To match artist names that contain Smashing or Pumpkins try:
Smashing || Pumpkins
The NOT operator is equivalent to the - syntax. So to find artists with Smashing but not Atoms in the name, you can do this:
Smashing NOT Atoms
Sub-expressions (aka sub-queries)
You can use parenthesis to compose a query of smaller queries. The following example satisfies the intent of the previous example:
(Smashing AND Pumpkins) OR (Green AND Day)

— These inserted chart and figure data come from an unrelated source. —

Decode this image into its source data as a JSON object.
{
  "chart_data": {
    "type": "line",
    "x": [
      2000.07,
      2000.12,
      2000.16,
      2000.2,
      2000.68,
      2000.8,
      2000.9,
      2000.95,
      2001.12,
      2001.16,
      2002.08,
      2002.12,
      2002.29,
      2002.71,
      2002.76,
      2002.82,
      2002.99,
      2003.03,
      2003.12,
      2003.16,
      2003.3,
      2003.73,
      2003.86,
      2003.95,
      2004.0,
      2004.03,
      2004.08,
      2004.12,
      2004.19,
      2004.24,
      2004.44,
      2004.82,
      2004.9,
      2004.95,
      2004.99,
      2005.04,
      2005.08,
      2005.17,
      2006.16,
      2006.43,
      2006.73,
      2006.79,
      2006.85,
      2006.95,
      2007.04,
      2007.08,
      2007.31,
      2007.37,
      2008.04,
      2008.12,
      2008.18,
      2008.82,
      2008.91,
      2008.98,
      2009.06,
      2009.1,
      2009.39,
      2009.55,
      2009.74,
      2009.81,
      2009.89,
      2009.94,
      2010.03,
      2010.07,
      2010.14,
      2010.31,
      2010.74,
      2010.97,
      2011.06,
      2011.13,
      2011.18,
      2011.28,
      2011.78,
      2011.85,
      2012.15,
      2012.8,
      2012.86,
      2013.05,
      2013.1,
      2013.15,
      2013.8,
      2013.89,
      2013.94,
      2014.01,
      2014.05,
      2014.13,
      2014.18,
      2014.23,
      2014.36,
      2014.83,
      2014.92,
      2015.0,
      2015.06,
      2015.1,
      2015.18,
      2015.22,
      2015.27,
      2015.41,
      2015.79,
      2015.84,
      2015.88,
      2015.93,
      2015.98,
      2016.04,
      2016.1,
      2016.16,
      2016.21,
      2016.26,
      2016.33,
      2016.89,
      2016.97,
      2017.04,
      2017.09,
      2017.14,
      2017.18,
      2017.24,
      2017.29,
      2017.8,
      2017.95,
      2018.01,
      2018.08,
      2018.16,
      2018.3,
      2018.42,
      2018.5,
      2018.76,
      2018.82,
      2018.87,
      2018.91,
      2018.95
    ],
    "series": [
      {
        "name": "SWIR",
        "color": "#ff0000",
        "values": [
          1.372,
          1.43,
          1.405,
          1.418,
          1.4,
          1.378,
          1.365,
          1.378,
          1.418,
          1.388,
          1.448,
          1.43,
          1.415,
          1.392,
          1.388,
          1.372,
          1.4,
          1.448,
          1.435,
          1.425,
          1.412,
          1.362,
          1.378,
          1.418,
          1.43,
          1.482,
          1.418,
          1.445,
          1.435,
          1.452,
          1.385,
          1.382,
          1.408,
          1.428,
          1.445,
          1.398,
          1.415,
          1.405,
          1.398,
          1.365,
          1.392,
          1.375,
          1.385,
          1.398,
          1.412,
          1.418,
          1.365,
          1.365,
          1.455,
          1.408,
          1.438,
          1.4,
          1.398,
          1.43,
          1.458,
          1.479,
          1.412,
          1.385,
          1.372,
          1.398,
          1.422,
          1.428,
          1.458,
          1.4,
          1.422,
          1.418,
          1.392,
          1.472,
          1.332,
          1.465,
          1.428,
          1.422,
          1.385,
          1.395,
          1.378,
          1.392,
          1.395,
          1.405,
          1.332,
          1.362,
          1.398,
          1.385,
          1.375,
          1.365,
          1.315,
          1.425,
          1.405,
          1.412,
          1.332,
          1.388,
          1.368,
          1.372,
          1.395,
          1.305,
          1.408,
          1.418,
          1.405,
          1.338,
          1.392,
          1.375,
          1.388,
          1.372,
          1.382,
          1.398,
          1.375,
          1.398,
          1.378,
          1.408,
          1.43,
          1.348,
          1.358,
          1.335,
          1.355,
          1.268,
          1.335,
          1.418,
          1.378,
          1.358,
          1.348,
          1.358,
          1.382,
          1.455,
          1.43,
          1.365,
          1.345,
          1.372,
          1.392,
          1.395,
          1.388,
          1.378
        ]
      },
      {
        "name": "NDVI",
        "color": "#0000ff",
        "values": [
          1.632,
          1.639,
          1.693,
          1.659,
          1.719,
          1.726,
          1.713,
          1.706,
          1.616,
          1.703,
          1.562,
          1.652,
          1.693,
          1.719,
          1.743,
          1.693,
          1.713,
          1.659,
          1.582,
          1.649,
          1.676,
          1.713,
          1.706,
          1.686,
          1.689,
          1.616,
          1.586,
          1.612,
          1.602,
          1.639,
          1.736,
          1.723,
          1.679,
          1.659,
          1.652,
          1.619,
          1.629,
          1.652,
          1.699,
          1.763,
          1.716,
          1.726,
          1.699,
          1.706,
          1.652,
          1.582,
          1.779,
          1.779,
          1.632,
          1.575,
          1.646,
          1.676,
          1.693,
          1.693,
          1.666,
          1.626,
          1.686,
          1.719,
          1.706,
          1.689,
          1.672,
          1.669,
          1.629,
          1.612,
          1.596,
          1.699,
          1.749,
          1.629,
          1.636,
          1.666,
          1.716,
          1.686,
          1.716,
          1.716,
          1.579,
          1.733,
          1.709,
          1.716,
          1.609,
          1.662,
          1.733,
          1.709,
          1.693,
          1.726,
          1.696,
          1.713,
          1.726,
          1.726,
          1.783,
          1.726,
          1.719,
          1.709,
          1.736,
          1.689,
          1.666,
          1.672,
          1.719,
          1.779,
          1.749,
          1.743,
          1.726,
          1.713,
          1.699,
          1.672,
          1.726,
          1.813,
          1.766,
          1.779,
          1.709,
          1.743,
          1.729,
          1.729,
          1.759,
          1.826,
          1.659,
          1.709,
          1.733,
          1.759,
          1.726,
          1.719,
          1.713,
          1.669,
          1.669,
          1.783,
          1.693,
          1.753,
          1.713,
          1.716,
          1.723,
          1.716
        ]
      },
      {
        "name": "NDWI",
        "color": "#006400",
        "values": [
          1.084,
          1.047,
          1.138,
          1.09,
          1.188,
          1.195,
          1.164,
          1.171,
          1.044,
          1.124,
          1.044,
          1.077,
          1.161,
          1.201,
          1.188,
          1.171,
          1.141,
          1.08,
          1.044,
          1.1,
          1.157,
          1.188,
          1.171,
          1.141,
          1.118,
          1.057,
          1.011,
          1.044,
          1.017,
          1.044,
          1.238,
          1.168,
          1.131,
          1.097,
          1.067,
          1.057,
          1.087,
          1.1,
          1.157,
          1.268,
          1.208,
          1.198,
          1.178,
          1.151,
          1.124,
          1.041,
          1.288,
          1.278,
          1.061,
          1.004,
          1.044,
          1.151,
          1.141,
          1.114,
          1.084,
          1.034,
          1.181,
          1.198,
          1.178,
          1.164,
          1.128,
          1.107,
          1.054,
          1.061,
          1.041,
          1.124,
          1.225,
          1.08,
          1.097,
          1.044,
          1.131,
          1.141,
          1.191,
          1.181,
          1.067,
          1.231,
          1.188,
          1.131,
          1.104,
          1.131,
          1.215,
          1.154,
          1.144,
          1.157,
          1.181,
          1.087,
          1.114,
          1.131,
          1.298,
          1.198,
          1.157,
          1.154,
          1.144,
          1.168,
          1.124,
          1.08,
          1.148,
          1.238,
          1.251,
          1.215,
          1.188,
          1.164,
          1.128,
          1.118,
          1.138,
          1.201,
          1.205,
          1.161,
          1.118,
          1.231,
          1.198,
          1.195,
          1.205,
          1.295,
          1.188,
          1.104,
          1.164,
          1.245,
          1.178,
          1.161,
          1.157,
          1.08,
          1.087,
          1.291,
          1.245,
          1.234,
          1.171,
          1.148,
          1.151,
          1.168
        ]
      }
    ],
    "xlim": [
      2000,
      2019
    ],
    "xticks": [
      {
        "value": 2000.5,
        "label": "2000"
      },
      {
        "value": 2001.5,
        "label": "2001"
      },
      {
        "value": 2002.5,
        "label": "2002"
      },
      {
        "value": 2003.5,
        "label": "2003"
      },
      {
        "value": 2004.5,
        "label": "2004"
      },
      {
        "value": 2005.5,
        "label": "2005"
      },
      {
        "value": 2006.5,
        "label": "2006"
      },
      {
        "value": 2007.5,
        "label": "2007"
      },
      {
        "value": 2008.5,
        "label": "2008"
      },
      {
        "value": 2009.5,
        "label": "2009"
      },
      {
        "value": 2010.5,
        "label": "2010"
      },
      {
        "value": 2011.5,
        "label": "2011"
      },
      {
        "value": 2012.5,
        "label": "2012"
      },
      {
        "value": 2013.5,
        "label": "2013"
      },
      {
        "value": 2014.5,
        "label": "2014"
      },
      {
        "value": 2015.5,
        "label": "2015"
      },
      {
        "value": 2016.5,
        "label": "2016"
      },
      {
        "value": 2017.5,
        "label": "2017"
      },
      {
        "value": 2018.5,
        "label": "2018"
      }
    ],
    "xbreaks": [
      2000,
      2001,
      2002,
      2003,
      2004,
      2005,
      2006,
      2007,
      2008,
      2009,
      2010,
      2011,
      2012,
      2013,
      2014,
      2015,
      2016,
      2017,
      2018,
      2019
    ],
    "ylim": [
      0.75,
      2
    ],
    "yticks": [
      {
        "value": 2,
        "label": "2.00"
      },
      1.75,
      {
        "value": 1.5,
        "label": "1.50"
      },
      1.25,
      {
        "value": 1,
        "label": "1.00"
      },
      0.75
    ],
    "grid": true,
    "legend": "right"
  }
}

Using what we know previously, this could also be written as:
(+Smashing +Pumpkins) (+Green +Day)
But this is not the same as:
+(Smashing Pumpkins) +(Green Day)
Limitations of prohibited clauses in sub-expressions
Lucene doesn't actually support a pure negative query, for example:
-Smashing -Pumpkins
Solr enhances Lucene to support this, but only at the top level query expression such as in the example above. Consider the following admittedly strange query:
Smashing (-Pumpkins)
This query attempts to ask the question: Which artist names contain either Smashing or do not contain Pumpkins? However, it doesn't work and only matches the first clause—(4 documents). The second clause should essentially match most documents resulting in a total for the query that is nearly every document. The artist named Wild Pumpkins at Midnight is the only one in my index that does not contain Smashing but does contain Pumpkins, and so this query should match every document except that one. To make this work, you have to take the sub-expression containing only negative clauses, and add the all-documents query clause: *:*,
as shown below:
Smashing (-Pumpkins *:*)
Field qualifier
To have a clause explicitly search a particular field, precede the relevant clause with the field's name, and then add a colon. Spaces may be used in-between, but that is generally not done.
a_member_name:Corgan
This matches bands containing a member with the name Corgan. To match, Billy and Corgan:
+a_member_name:Billy +a_member_name:Corgan
Or use this shortcut to match multiple words:
a_member_name:(+Billy +Corgan)
Phrase queries and term proximity
A clause may be a phrase query (a contiguous series of words to be matched in that order) instead of just one word at a time. In the previous examples, we've searched for text containing multiple words like Billy and Corgan, but let's say we wanted to match Billy Corgan (that is the two words adjacent to each other in that order). This further constrains the query. Double quotes are used to indicate a phrase query, as shown below:
"Billy Corgan"
Related to phrase queries is the notion of the term proximity, aka the slop factor or a near query. In our previous example, if we wanted to permit these words to be separated by no more than say three words in–between, then we could do this:
"Billy Corgan"~3
Wildcard queries
A Lucene index fundamentally stores analyzed terms (words after lowercasing and other processing), and that is generally what you are searching for. However, if you really need to, you can search on partial words. But there are issues with this:
...
To find artists containing words starting with Smash, you can do:
smash*
Or perhaps those starting with sma and ending with ing:
sma*ing
The asterisk matches any number of characters (perhaps none). You can also use ?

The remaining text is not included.